In June 2000, Rawlins returned to Washington State where he served as president until May 21, 2007. Rawlins created some controversy in the WSU community in 2002 when he tried to phase out the popular nickname "Wazzu" from usage. The change proved a firestorm of protest from students and alumni. As of the start of football season 2022, the nickname is back in popular use by WSU Athletics. He is remembered for a strategic plan developed by faculty that led to increases in research funding and to growth in the numbers of talented students choosing WSU.

Rawlins is a labor economist by training and much of his research work focused on the effects of education on earnings in people's lives. His books include "Public Service Employment: The Experience of a Decade," co-authored with Robert F. Cook and Charles F. Adams, published in 1985.

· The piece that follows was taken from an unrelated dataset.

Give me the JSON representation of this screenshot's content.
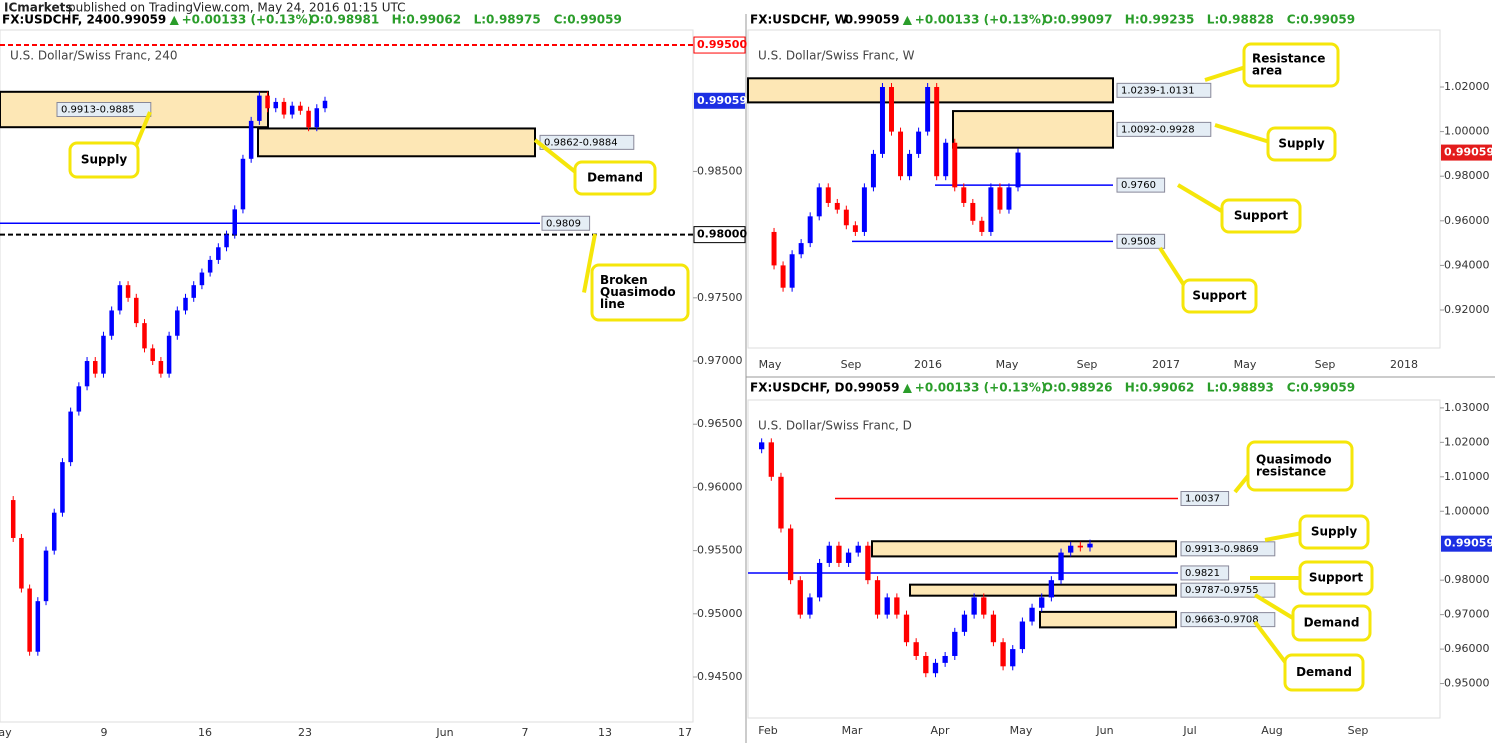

In 2006, Rawlins announced his retirement as president of WSU. He was succeeded by former University of Missouri System President Elson Floyd in late May 2007. Floyd is WSU's first African-American president.
Rawlins then returned to the School of Economic Sciences faculty. He served as the interim director of The William D. Ruckelshaus Center, a regional problem-solving program of Washington State University and the University of Washington, from 2007 to 2009.

On April 16, 2010, the University of North Texas System Board of Regents appointed V. Lane Rawlins as UNT's president for the 2010–11 academic year. The appointment, effective May 14, was expected to run through summer 2011 as UNT conducted a national search for its next president. On November 9, 2010, Rawlins accepted the offer to become the university's permanent full-time President. Rawlins succeeded Phil C. Diebel who served as UNT's interim president following Gretchen Bataille's February 2010 resignation.

==Personal life==
He and his wife Mary Jo Rawlins have three children and 11 grandchildren.
As Vice Chancellor of Alabama, Rawlins also served as bishop of the Tuscaloosa Ward of the Church of Jesus Christ of Latter-day Saints (LDS Church). He was president of the North Memphis Tennessee Stake of the LDS Church.